農暦十月十七日。晴。上海にしては大気も良好で晴れて視界も少し遠くまで。気温も摂氏8度くらゐまで上がつたのでホテル出てジョギング。地下鉄の浦电站にある竹园緑地から張家浜といふ川沿ひの緑地帯を走る。そのまゝ世紀公园まで走るつもりが遊歩道も幹線道路の楊高南路に遮断され向かふに往くには遠回りで断念で竹园緑地にぐるりと還る。昼前に部屋をきれいに片づけ退房。浦电站から地下鉄に乗つて客室の机、抽斗に忘れ物気づき慌てゝ還る。考へてみれば地下鉄移動ばかりで街の様子も見てゐなかつたのでタクシー自動車で浦東から黄浦江の海底隧道潜り豫園、運転手が渋滞避け裏道に入つてくれたので金陵東路、大世界抜け西蔵中路から人民広場。金門大酒店に下榻。1926年建立の新古典主義の建物。通された客室の扉鍵が不調でアップグレードで広い角部屋宛てがはれる。ホテル内の中華で昼餉。お世辞にも味もサービスもイマイチ。あくまで建物だけ価値あり。午後は出街。人民公園深く散策。周末は通称「お見合ひ公園」で老父母が娘、息子の職種、学歴、収入など書いた紙を地面に広げた傘に貼り嫁、婿探し。自由恋愛の時代に、と思ふが商談盛ん。顔写真は貼らず。日本や香港の公園の整備に対して中国は今でも何かにつけ公園は意味深。
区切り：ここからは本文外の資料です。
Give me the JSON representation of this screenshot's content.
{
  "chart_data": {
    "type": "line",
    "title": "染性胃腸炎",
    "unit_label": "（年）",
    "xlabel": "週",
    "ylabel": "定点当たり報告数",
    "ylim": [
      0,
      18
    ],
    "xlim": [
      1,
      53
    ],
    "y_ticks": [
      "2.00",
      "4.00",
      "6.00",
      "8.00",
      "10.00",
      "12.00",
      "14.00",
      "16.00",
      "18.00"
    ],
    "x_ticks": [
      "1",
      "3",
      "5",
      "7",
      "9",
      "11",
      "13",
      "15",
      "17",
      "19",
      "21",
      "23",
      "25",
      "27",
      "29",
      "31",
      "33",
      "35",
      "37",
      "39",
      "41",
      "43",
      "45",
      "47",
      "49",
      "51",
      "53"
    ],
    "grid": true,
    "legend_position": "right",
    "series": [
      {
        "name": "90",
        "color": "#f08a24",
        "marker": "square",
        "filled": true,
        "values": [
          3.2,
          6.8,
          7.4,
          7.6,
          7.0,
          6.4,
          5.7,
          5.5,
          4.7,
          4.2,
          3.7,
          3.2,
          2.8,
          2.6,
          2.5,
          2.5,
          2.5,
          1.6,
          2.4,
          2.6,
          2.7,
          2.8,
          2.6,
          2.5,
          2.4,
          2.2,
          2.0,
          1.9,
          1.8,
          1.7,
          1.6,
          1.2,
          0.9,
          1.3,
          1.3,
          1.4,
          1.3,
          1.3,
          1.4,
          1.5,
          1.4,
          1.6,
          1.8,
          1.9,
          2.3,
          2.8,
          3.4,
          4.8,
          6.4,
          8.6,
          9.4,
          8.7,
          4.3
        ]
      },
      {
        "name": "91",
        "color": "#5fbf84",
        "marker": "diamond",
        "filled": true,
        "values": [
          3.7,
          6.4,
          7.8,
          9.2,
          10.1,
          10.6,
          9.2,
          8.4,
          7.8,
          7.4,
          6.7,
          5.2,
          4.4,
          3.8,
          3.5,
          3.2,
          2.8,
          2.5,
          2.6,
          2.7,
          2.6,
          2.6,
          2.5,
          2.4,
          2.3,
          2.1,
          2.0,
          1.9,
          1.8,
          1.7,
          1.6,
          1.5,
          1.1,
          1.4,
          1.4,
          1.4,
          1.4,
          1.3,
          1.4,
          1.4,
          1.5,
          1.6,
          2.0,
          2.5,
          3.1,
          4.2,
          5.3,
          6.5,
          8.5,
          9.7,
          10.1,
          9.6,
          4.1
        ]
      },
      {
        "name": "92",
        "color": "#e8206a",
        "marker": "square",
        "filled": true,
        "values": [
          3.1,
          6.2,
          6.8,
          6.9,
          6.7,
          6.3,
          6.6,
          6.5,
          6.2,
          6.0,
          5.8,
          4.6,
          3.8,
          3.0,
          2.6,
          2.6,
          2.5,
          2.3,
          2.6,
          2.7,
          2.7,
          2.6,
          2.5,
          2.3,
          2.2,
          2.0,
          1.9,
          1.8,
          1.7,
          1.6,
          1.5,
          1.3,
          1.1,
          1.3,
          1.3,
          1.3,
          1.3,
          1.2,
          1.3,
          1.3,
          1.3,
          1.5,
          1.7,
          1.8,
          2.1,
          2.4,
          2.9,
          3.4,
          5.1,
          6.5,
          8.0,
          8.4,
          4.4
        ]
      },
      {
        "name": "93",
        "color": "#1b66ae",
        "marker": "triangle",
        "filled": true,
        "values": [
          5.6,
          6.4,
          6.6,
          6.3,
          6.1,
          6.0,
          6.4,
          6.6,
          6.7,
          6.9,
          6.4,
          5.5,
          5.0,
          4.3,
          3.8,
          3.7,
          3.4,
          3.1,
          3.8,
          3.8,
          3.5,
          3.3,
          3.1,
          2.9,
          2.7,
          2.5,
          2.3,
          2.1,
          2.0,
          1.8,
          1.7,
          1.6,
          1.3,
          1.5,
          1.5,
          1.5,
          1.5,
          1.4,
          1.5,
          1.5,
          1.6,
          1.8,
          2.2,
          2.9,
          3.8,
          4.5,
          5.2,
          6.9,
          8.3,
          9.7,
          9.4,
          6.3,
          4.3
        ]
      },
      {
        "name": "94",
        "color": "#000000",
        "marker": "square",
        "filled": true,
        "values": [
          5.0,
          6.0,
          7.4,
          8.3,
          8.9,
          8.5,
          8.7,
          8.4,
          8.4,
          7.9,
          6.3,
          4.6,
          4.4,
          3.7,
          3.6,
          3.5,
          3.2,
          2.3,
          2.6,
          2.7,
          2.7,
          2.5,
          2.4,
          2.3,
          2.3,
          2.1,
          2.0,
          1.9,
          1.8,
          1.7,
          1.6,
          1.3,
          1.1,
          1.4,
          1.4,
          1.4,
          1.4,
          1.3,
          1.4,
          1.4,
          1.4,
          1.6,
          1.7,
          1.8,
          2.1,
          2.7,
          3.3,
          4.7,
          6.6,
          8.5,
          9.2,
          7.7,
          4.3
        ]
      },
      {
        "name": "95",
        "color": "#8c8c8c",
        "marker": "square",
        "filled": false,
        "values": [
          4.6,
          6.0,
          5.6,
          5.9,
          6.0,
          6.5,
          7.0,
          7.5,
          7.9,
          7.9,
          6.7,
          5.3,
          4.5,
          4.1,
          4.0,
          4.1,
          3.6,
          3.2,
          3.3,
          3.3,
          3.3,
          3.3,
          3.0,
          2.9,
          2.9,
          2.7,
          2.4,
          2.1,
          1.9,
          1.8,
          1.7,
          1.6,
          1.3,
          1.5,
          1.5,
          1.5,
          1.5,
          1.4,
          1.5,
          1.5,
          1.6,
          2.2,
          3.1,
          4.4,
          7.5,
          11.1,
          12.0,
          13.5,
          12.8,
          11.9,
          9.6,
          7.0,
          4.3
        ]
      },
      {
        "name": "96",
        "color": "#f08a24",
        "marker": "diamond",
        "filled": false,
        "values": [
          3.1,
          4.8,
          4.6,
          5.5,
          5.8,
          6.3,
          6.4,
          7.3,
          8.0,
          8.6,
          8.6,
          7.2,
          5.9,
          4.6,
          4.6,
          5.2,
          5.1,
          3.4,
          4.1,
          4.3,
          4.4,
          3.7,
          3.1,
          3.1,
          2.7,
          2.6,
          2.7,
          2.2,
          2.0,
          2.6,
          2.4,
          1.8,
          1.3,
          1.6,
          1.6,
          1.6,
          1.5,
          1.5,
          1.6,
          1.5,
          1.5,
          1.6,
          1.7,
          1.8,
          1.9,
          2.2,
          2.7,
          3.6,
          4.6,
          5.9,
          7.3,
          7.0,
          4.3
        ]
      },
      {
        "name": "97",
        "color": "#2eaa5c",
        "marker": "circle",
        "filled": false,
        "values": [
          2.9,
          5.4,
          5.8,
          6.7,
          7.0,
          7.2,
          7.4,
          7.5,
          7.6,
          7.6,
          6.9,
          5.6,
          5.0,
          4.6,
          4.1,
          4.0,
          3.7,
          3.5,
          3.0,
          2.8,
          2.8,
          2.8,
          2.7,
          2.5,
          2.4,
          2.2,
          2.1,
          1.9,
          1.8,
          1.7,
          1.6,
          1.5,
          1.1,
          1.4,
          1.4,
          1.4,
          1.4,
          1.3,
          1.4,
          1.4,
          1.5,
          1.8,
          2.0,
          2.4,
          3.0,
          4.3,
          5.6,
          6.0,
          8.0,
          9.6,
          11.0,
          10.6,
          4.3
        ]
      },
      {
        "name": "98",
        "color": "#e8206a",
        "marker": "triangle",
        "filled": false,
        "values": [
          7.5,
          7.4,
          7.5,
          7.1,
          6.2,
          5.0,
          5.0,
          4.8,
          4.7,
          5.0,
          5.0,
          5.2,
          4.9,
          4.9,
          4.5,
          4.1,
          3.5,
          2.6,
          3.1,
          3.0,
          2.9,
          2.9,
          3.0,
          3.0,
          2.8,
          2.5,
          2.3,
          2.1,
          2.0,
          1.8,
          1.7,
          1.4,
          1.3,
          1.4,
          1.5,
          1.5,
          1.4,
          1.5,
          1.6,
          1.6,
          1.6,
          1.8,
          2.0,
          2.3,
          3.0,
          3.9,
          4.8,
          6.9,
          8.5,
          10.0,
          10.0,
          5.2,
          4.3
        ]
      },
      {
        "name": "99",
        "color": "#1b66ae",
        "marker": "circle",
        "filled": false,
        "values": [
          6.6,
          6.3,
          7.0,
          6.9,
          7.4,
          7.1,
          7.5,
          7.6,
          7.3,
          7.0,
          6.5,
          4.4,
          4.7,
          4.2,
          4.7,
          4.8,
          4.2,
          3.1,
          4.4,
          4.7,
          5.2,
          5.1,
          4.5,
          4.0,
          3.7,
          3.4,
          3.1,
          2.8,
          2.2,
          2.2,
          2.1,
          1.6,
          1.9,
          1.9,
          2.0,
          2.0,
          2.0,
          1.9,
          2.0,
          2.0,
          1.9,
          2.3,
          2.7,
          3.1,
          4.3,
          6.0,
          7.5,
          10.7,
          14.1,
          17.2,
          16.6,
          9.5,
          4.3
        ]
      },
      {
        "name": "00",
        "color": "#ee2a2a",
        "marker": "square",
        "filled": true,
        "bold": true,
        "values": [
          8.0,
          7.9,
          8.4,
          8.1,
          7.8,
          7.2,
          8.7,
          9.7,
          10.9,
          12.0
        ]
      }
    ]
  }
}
30年ぶりで上海第一百貨店。上海の記念に〈英雄〉碑の万年筆でも探そうか、と思つたが文房具売り場もない。南京東路の土曜午後の人混み。ホテルに戻り休憩。人民広場站から地下鉄で市の西方、交通大学から虹橋路も過ぎた伊犁路站まで。上海の地下鉄は乗り換へが、といふか路線の連絡が不便。伊犁路站前の古北の開発区に高島屋。付近の集合住宅は日本人に人気で、東京でいへば二子玉川高島屋だが、さすがに場所が市街から遠く百貨店としては苦戦の由。古北の高級マンションの路面は広い遊歩道で洒落たレストランなど並び、或るワインバーで上海在住のI君と家族に再会。旧交温める。二人の息子に妖怪ウォッチの絵本と、次男君は「おさるのジョージ」が好きなので「ひとまねこざる」の絵本あげたら喜んでくれる。交通大学站まで戻り二更に老舗のバーで独酌。小雨。半夜三更、タクシーで宿に還る。